Influence of spin-orbit coupling and Rashba interaction on the electron-phonon renormalized electronic energy levels

Electron-phonon (e-p) interaction calculations from first-principles are well documented in the literature. The predominance of non-adiabatic effects in the zero-point renormalization (ZPR) of the band gap for polar materials has been recently assessed in the light of the Fröhlich interaction.

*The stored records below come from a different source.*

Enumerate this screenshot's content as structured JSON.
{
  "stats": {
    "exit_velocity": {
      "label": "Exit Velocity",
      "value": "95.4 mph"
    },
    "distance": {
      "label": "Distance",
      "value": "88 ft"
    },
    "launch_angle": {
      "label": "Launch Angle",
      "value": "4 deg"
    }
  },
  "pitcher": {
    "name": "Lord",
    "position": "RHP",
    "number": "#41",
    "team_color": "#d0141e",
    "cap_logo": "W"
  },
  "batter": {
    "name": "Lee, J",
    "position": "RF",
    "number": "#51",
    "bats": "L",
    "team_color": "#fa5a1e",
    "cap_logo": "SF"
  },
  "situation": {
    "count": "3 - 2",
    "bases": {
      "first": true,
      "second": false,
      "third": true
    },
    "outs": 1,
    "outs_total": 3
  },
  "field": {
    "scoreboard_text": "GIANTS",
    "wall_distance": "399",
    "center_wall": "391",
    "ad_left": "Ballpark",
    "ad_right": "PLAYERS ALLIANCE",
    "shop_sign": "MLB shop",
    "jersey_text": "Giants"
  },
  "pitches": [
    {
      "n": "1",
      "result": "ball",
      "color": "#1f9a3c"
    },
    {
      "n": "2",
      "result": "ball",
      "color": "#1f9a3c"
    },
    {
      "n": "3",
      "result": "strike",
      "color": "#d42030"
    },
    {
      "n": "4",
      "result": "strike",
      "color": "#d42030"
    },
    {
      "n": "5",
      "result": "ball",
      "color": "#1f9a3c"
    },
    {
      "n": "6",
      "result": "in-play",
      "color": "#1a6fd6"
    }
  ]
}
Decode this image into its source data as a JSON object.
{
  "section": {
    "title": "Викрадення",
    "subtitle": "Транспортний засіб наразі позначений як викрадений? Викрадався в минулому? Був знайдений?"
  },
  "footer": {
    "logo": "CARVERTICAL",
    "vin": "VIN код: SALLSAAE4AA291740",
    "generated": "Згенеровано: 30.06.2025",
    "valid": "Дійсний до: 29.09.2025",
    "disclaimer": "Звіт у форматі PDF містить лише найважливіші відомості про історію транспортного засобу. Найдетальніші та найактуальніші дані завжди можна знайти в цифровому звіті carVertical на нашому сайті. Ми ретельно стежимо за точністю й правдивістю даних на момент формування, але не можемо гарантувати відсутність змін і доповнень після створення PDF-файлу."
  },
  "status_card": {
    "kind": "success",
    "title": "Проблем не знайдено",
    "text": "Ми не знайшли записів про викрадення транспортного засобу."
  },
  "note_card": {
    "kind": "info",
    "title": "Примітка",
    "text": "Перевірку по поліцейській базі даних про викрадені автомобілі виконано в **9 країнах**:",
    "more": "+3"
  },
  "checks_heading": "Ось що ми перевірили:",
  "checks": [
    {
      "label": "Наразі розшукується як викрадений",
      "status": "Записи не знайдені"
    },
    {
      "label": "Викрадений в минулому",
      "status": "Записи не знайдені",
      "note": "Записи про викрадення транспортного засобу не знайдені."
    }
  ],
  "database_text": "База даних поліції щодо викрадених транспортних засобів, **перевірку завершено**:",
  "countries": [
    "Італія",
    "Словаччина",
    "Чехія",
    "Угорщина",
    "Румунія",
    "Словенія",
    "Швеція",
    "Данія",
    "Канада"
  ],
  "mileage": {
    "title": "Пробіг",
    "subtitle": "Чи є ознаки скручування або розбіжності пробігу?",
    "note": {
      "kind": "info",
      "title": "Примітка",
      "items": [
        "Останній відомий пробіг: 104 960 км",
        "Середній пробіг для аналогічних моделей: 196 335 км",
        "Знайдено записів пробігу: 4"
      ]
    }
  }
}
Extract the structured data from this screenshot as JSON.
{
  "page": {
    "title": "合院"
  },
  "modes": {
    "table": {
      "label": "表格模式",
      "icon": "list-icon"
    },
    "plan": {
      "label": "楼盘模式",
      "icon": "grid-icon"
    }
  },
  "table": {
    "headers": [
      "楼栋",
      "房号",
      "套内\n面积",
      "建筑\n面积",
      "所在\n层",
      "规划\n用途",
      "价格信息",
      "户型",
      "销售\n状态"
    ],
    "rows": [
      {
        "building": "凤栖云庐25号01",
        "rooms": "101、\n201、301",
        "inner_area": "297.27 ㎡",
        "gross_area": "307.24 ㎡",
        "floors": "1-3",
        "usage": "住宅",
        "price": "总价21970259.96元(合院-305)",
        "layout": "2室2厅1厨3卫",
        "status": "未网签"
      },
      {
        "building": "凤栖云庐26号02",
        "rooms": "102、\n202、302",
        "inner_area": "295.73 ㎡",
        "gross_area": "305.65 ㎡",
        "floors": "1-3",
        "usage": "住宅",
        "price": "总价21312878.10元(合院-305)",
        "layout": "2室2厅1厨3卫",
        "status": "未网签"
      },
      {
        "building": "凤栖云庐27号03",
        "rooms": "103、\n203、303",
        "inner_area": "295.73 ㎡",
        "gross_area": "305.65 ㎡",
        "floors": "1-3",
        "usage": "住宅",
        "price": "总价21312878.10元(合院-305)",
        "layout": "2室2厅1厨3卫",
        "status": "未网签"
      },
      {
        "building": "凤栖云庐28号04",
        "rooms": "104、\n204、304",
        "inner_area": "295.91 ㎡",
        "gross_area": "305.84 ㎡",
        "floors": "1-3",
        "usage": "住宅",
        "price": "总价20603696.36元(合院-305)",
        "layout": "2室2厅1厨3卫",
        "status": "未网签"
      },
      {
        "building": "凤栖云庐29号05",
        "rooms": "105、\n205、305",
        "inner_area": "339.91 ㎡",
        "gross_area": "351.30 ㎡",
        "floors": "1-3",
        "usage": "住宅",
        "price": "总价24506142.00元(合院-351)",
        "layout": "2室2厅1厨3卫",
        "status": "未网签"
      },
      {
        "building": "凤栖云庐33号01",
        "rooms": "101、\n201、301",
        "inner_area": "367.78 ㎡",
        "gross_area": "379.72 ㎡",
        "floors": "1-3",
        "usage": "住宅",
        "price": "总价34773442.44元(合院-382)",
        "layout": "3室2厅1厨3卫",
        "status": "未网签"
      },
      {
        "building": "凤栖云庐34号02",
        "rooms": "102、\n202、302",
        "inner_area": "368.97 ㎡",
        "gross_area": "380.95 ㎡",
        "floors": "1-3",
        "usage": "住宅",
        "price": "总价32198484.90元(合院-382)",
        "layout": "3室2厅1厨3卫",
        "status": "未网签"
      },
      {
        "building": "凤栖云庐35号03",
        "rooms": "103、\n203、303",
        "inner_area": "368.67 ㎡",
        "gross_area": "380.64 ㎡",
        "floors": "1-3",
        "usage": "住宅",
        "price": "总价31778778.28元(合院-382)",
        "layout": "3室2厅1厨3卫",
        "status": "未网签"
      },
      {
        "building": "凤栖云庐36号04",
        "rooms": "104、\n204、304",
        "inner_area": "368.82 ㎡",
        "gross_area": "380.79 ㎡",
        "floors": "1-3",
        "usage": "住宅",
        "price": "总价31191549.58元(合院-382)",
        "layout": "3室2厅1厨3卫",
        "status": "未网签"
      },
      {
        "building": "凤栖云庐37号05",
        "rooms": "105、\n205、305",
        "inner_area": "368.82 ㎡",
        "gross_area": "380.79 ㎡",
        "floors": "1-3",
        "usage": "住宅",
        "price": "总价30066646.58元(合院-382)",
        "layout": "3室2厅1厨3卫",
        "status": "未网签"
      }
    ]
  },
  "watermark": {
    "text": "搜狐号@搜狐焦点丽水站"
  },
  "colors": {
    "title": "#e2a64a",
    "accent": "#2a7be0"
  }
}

Yet, even for benchmark materials, spin-orbit coupling (SOC) is frequently neglected to reduce the numerical cost of calculations. SOC manifests itself in the electronic structure through the split-off energy and by lifting band degeneracies away from time-reversal invariant momenta (TRIM). This modification of the energy levels will affect both e-p coupling energies and ZPR. Materials lacking inversion symmetry also exhibit an in-plane shift of the band extrema away from the TRIM, known as Rashba splitting. This could lead to resonant couplings at finite phonon wavevectors, which will strengthen the EP coupling energies.

We explicitly compute e-p coupling energies and ZPR for binary semiconductors, using density-functional perturbation theory (DFPT), with and without SOC. We also investigate Rashba semiconductor BiTeI. We finally analyze our results in the light of a three-dimensional Fröhlich Hamiltonian, including both SOC and Rashba interaction.